All the "untrendy" industries like banking, state unemployment agencies, hospitals, even hotels, and airlines continued to rely on their old school COBOL mainframe systems for their back ends. Why? Because the UI/UX is simple, the system is very powerful, re-training users is expensive, and because if it isn't broken, why fix it? Right?
Only that they weren't counting on a massive traffic surge due to the Covid-19 pandemic.
The Federal Labor Department has reported that approximately seventeen million unemployment claims were filed between March 15th and April 4th. That's almost 13% of the US's workforce.
As more stores and businesses shutter as a result of the pandemic, more traffic will pile on top of the already unprecedented amount of traffic these legacy COBOL Mainframe systems are barely able to handle right now.
The situation has become so dire that IBM has started offering free online COBOL training courses as well as providing mainframe systems that are compatible with COBOL.
Give Me Solutions, Not Problems
What can IT managers and developers facing COBOL migrations do? Apart from calling in COBOL veterans, there are some tools available nowadays that can make the transition more painless.
There are many more frameworks and toolchains available today that allow programmers to build cleaner code.
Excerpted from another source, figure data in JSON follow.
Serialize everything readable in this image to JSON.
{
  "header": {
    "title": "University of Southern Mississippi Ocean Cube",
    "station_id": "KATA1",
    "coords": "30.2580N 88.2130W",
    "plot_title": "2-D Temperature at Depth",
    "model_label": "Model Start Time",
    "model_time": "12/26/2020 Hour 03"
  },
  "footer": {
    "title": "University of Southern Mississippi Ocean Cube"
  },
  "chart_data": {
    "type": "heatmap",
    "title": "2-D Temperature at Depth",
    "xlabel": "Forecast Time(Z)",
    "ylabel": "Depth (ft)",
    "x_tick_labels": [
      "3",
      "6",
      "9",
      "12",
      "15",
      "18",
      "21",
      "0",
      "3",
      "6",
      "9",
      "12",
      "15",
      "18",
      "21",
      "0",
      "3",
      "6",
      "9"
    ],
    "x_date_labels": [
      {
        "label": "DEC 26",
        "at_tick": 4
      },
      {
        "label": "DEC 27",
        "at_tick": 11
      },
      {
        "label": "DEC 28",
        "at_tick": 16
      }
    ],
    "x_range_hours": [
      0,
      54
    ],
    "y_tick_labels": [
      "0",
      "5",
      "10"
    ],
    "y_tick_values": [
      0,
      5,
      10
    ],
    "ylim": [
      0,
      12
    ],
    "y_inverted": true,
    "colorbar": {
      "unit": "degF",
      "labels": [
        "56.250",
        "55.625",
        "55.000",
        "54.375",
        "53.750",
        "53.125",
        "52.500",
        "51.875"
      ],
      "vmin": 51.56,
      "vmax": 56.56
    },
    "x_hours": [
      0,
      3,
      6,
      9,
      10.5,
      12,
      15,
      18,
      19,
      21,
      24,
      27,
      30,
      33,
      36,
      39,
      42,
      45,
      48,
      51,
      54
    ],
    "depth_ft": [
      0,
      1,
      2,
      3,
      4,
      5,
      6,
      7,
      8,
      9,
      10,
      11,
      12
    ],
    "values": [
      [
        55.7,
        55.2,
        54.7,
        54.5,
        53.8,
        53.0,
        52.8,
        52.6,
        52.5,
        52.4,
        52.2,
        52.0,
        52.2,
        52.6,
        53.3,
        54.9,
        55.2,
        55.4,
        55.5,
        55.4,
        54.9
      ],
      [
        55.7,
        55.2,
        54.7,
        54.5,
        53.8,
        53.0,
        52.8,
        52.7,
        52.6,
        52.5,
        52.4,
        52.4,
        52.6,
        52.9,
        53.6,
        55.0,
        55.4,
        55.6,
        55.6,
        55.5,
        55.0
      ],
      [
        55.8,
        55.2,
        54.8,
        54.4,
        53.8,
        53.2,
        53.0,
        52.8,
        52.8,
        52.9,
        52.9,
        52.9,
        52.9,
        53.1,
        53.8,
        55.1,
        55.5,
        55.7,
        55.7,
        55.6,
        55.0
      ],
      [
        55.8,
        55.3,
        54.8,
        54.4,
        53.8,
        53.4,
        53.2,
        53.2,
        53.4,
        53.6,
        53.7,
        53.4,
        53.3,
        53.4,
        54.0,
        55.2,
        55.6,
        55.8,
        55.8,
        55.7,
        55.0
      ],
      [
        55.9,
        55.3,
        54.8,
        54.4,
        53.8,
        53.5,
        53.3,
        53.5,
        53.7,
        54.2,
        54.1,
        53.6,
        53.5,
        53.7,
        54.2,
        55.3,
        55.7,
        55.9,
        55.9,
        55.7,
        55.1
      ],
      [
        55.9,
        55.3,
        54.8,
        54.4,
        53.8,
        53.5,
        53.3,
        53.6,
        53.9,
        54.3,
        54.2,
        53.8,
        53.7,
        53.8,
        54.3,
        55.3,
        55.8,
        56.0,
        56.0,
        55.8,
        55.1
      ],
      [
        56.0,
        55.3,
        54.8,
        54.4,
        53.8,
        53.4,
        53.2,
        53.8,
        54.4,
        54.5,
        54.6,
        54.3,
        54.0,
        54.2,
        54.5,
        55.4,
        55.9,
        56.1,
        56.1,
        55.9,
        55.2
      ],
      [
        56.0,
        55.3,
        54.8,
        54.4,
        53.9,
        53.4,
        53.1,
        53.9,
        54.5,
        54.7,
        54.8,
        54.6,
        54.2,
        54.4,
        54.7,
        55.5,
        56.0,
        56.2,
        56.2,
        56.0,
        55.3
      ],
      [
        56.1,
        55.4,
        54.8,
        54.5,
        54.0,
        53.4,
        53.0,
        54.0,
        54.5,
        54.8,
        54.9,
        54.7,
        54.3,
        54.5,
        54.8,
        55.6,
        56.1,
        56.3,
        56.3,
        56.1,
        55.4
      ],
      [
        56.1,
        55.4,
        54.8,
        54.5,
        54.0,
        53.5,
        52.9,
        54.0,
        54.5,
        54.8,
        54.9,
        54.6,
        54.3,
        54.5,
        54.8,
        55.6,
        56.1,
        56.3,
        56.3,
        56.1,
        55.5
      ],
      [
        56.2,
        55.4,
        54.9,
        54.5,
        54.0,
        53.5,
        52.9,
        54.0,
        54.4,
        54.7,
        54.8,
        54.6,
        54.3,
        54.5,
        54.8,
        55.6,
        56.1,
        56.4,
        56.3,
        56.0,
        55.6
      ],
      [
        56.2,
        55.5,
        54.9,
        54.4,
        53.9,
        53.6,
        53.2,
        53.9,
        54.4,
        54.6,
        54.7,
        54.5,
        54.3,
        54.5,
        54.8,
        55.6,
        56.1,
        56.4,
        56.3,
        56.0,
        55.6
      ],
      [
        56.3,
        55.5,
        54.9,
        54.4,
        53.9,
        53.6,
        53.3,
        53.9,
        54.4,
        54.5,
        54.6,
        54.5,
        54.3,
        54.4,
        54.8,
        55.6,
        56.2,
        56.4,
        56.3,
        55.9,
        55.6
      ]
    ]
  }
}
Coders nowadays also have a better knowledge of what works and what doesn't (hindsight is 20/20).
The cost of computing power nowadays is a lot cheaper than when COBOL was initially developed.
Back in the 1970s, when a project failed, it commonly was because the system itself was too slow.
Nowadays, computer power and resources are cheaper, so it's more viable to throw a lot of computing power at a problem.
Even if you are an IT manager or developer not dealing with COBOL, it doesn't mean that you are immune to this problem (obsolete tech). So you should use this as a valuable lesson to future-proof your system.
Future-Proofing Strategy Tips
1-Embrace API and Modular Architecture.
That way, you can update third party systems via API as technology evolves without affecting your core system.
2-Embrace Training.
Make training and onboarding part of your philosophy. Using knowledge base portals for training and onboarding that can be updated as tech evolves and can be searched by anyone in your team, even years in the future.
3-Embrace Open Source.
Open-source systems are more future proof as there is an entire community built around it that can step in to answer questions when you hit a roadblock in the future.
4-Embrace Your Elders.
Who's "OK Boomer Now?" If all else fails, make sure your team has a COBOL cowboy on speed dial.